Depuis quelques années, en raison des résultats mitigés de la lutte antiterroriste au Mali conduite par la France, existe dans ce pays, un mouvement de faible importance comparable à un sentiment, dirigé contre la France et non les Français, et qui est surtout logé à Bamako et dans certaines villes de l’intérieur .
Ce sentiment anti-français est sournoisement soutenu par des hommes politiques en perte de vitesse qui veulent certainement profiter de la détresse du moment pour se forger un destin national. Qui a fait un tour dans nos villages sait bien que le terme « toubabou » employé par les ruraux pour désigner les individus à peau blanche, s’adresse indistinctement aussi bien aux Américains et Italiens qu’aux Français et aux Russes. Même sous la Ière République (1960-1968) où le Mali avait rompu avec la France dans beaucoup de domaines, on ne remarqua pas, au sein de la population, de sentiments hostiles aux rares Français qui étaient restés chez nous au titre de la coopération et de l’assistance technique et pour des raisons politiques et idéologiques. Mais le rejet était bel et bien vivant au sein de l’élite politique de l’US-RDA pour des raisons purement idéologiques. Il est même curieux de constater que la signature des accords monétaires franco-maliens de 1967, très désastreux pour le Mali à cause de ses conséquences économiques, ne donna pas lieu à des mouvements de rue comme ce fut le cas récemment sous la Transition militaire de Bah N’Daw.

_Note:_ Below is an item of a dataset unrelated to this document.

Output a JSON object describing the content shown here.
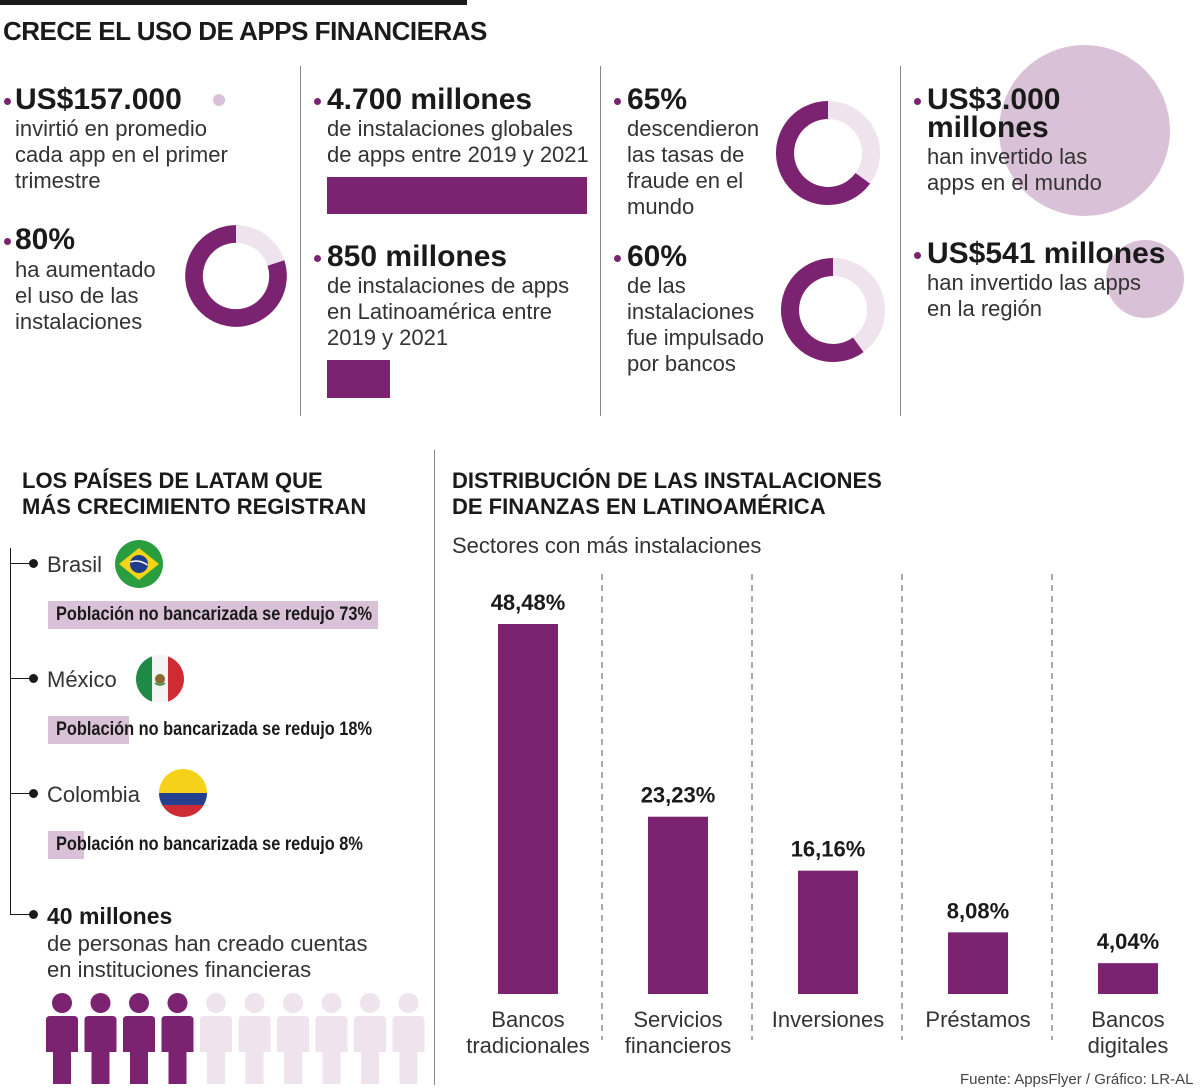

Sous le CMLN protégé par la France du Général De Gaulle et de G. Pompidou, la présence française se faisait néanmoins discrète mais était visible dans la santé, l’enseignement et dans les affaires commerciales. Dans le contexte d’aujourd’hui, une association dite « Yèrèwolo ton » jouerait un grand rôle dans l’activation de ce sentiment anti-français. Et pourtant en mars 2012, quand le Mali était à portée de main des djihadistes et des narcotrafiquants et que Dioncounda Traoré Président de Transition politique, appela au secours le Président français François Hollande, tout le monde applaudit à cette initiative. Beaucoup d’enfants du nord et du sud portèrent à cette occasion le nom du Président français en dépit des préceptes de l’islam. Mais le changement inexplicable de Serval, qui avait fait du bon boulot en faisant évacuer le nord par les ennemis de la nation malienne, par Barkhane qui peine à imprimer sa marque sur l’évolution du contexte, est compris maintenant par beaucoup de Maliens comme un changement de stratégie visant des objectifs autres que ceux du peuple malien. Le manque de visibilité et l’opacité dans les prises de décision caractérisent de plus en plus les analyses françaises sur le Sahel. Dans la lutte contre le terrorisme au Mali, la France est présente sur plusieurs fronts et pourtant avec tous les moyens techniques et militaires colossaux dont elle dispose, Iyad Ag Aly et Amadou Kouffa donnés pour mort un moment, continuent de narguer les gouvernements des pays sahéliens. Il y a là certainement comme une complicité de la France à protéger non seulement la minorité touarègue mais également la vie de ces deux terroristes.
Le mouvement anti-français a certes raison de dénoncer la complicité et la couverture de la France dans le développement du terrorisme au Mali mais pas le départ des forces françaises du sol malien. Le Mali n’est pas le seul pays de la sous-région à subir la présence française ; tous ses voisins sont dans ce train face à un fondamentalisme religieux transformé en mouvement djihadiste et qui semble incontrôlable par les pays sahéliens. Les données sont si inextricables qu’à bien les considérer avec clairvoyance, on en perd le nord dans la mesure où sans les activités terroristes, les armes françaises et même occidentales ne se vendraient pas, en tout cas pas si massivement. En somme, personne ne semble avoir intérêt à ce que la paix s’établisse au sahel et mieux vaut la guerre plutôt que les puits de pétrole qui dorment sous le sable du désert de Kidal ne tombent aux mains du gouvernement malien.
Bien entendu, tout ce charivari est mis sur le dos du « Yèrèwolo ton », un groupuscule de jeunes gens issus des quartiers fondateurs de Bamako, qui ne cache pas son aversion pour la présence française au Mali.